Analysts staying neutral on automotive sector amid economic risks

Public-listed automotive distributors put up a mixed showing in earnings for the 3Q19


ANALYSTS are staying neutral on the automotive sector, as a lack of catalysts amid geopolitical uncertainties and slowing economic growth cloud the industry outlook.

Public-listed automotive distributors put up a mixed showing in earnings for the third quarter of 2019 (3Q19), with MBM Resources Bhd posting a 46% year-on-year (YoY) jump in net profit, while DRB-Hicom Bhd recorded a net profit of RM40.08 million for the three months ended Sept 30, 2019, against a net loss last year.

UMW Holdings Bhd’s net profit fell 13.9% YoY in 3Q19, while Bermaz Auto Bhd’s earnings rose 0.5% YoY in the 1Q ended July 31, 2019.

Amid a backdrop of global and domestic economic woes coupled with global trade tensions, a possible power-up for the automotive sector lies in the National Automotive Policy (NAP) 2019, which will be implemented in three phases until 2030 and will include efforts to turn Malaysia into a hybrid and energy-efficient vehicle manufacturer.
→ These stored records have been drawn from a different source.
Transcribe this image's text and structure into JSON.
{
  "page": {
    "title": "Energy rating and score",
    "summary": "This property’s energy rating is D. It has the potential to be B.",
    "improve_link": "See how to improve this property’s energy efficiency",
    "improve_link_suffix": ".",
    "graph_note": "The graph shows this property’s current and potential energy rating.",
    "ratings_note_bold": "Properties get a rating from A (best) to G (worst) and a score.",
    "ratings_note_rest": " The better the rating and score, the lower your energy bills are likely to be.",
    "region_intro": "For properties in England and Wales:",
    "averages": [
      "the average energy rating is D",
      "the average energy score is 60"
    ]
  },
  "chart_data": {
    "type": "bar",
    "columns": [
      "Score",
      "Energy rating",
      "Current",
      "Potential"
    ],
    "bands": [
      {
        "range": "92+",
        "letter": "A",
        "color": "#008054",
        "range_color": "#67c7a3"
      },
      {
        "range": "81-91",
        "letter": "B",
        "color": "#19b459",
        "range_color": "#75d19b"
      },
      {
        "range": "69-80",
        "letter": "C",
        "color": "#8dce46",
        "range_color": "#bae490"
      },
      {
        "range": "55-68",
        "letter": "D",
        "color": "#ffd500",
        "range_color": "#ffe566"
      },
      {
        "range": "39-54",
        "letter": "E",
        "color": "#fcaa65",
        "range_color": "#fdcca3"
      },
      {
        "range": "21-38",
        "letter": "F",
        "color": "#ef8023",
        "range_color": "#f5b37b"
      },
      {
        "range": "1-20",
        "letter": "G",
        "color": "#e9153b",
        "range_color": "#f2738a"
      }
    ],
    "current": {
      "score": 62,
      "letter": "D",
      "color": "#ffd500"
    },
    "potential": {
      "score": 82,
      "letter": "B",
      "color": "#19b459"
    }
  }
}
However, it is not known when the NAP 2019 will be launched.

Affin Hwang Investment Bank Bhd (Affin Hwang Capital) has picked MBM Resources as its top choice, while maintaining a ‘Neutral’ rating on the automotive sector.

“Key risks to our sector call include higher or lower than expected car sales volumes, tighter or looser bank lending policies, intensifying price competition, fluctuation of the ringgit versus the greenback and the yen, delays on new car pricing approvals, and a worse than expected economic slowdown that affects market sentiment,” it wrote in a recent note.
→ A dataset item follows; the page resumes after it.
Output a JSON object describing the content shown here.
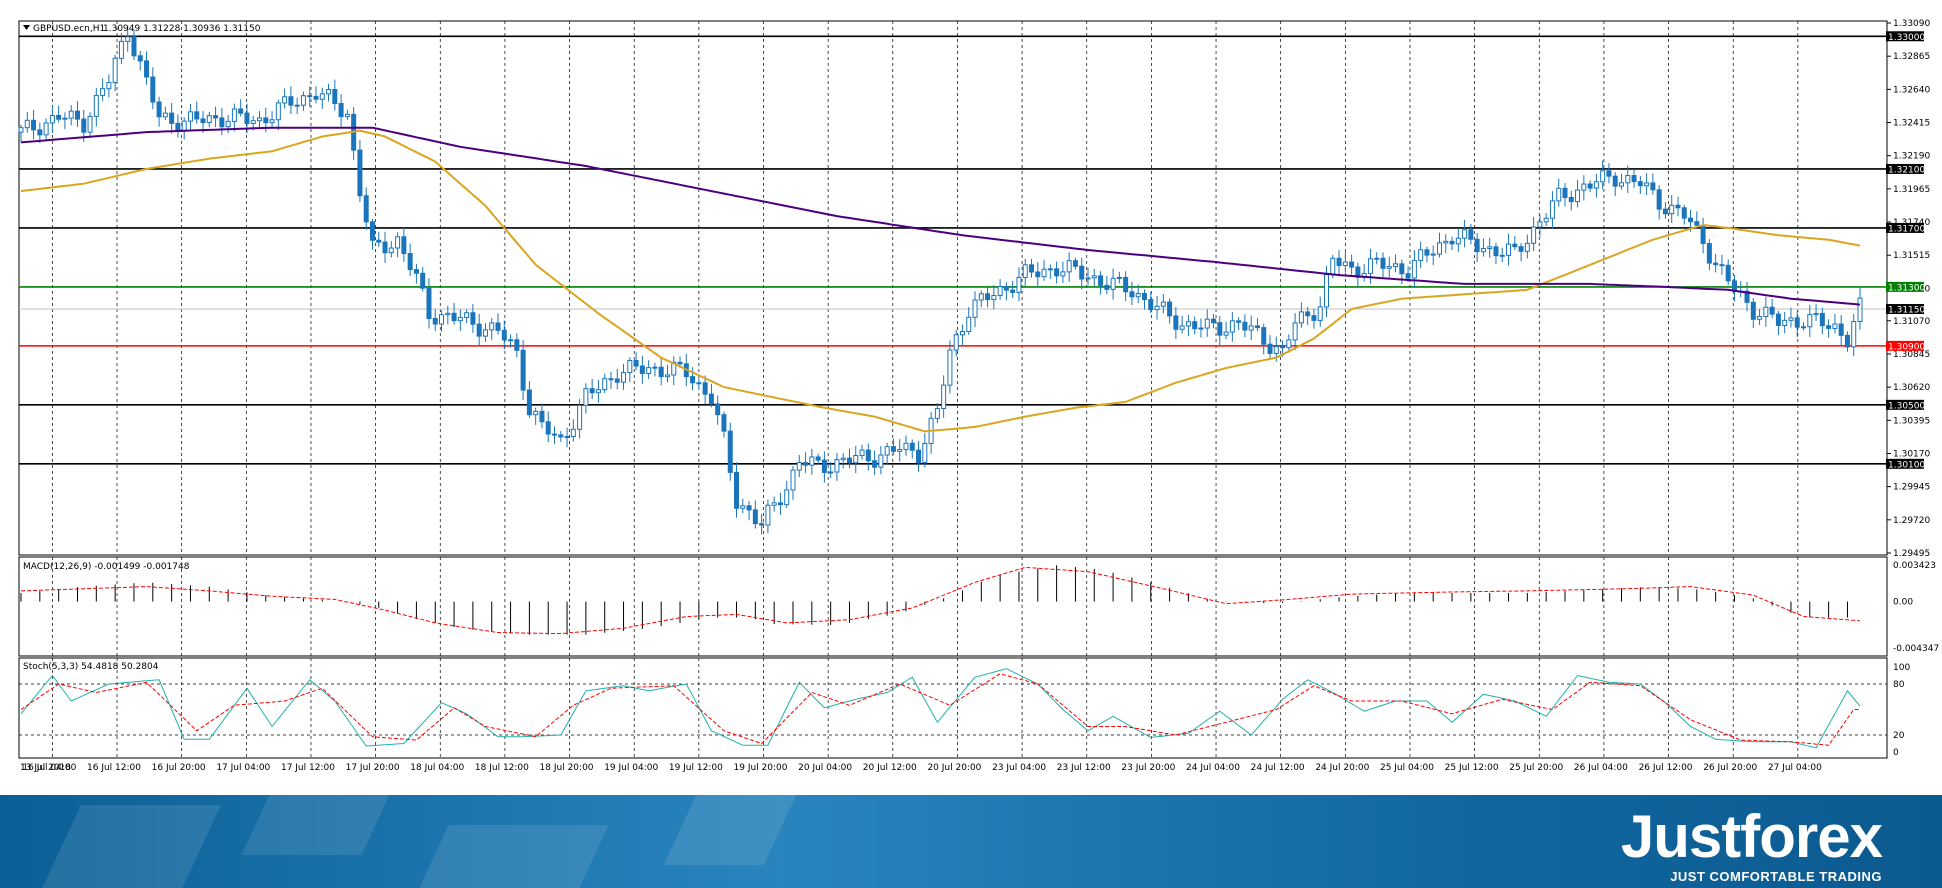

The research house said Proton Holdings Bhd, which is majority-owned by DRB-Hicom, was the champion in October 2019, as its sales volume rose 87% YoY to 9,500 units.

Proton also posted a year-to-date (YTD) cumulative sales volume of 79,000 units.

“Judging from strong bookings for the face-lifted Saga and popular demand for the SUV X70, Proton is poised to achieve its 2019 sales target of 100,000 units,” the research firm said.

Sales at Perusahaan Otomobil Kedua Sdn Bhd (Perodua), a subsidiary of MBM Resources, were also commendable during the month at 22,800 units, which was a 17% rise YoY, driven by strong demand for key Perodua models.

Stronger demand for local cars led to a continued slump in Japanese car sales volumes in October 2019, Affin Hwang Capital added.

It said Toyota recorded a 6% decrease YoY, while Honda sales were lower by 18% YoY and Nissan fell by 34% YoY.

Mazda’s sales slipped 22% YoY, with its current backlog at 1,500 units.

The premium segment also put up a lacklustre performance in October, as BMW/MINI and Mercedes-Benz sales volumes YTD fell by 17% YoY and 25% YoY respectively.

“On a monthly basis, sales volumes of most key carmakers (excluding BMW and MINI) picked up as September 2019 was a shorter working month and consumers were withholding their purchases in anticipation of the Budget 2020 announcement,” Affin Hwang Capital said.

Shares of Bermaz, the official distributor of Mazda in Malaysia, were down 1.6% YTD. In contrast, MBM Resources was up 69.6% since the start of the year.

UMW Holdings has lost 19.7% YTD, while DRB-Hicom has gained 36.5% over the same period.

AmInvestment Bank Bhd has DRB-Hicom and MBM Resources as its top picks, as the two firms are able to ride on strong sales of Proton and Perodua vehicles, which command the bulk of the market share in terms of total industry value (TIV) sales.

In a recent report, the research firm said Malaysia’s TIV rose 24% month-on-month (MoM) and 14% YoY in October 2019 to 53,900 units.

“We believe that the higher sales volume in October this year was due to a longer working month and year-end promotional campaigns.

“Cumulatively, the YTD TIV was down 1% to 496,900 units from 502,100 units in the same period last year,” it said.

All car manufacturers, namely Perodua, Proton, Honda, Toyota and Mazda recorded higher MoM sales, although Honda and Mazda registered lower YoY sales growth with decreases of 12% and 39% respectively.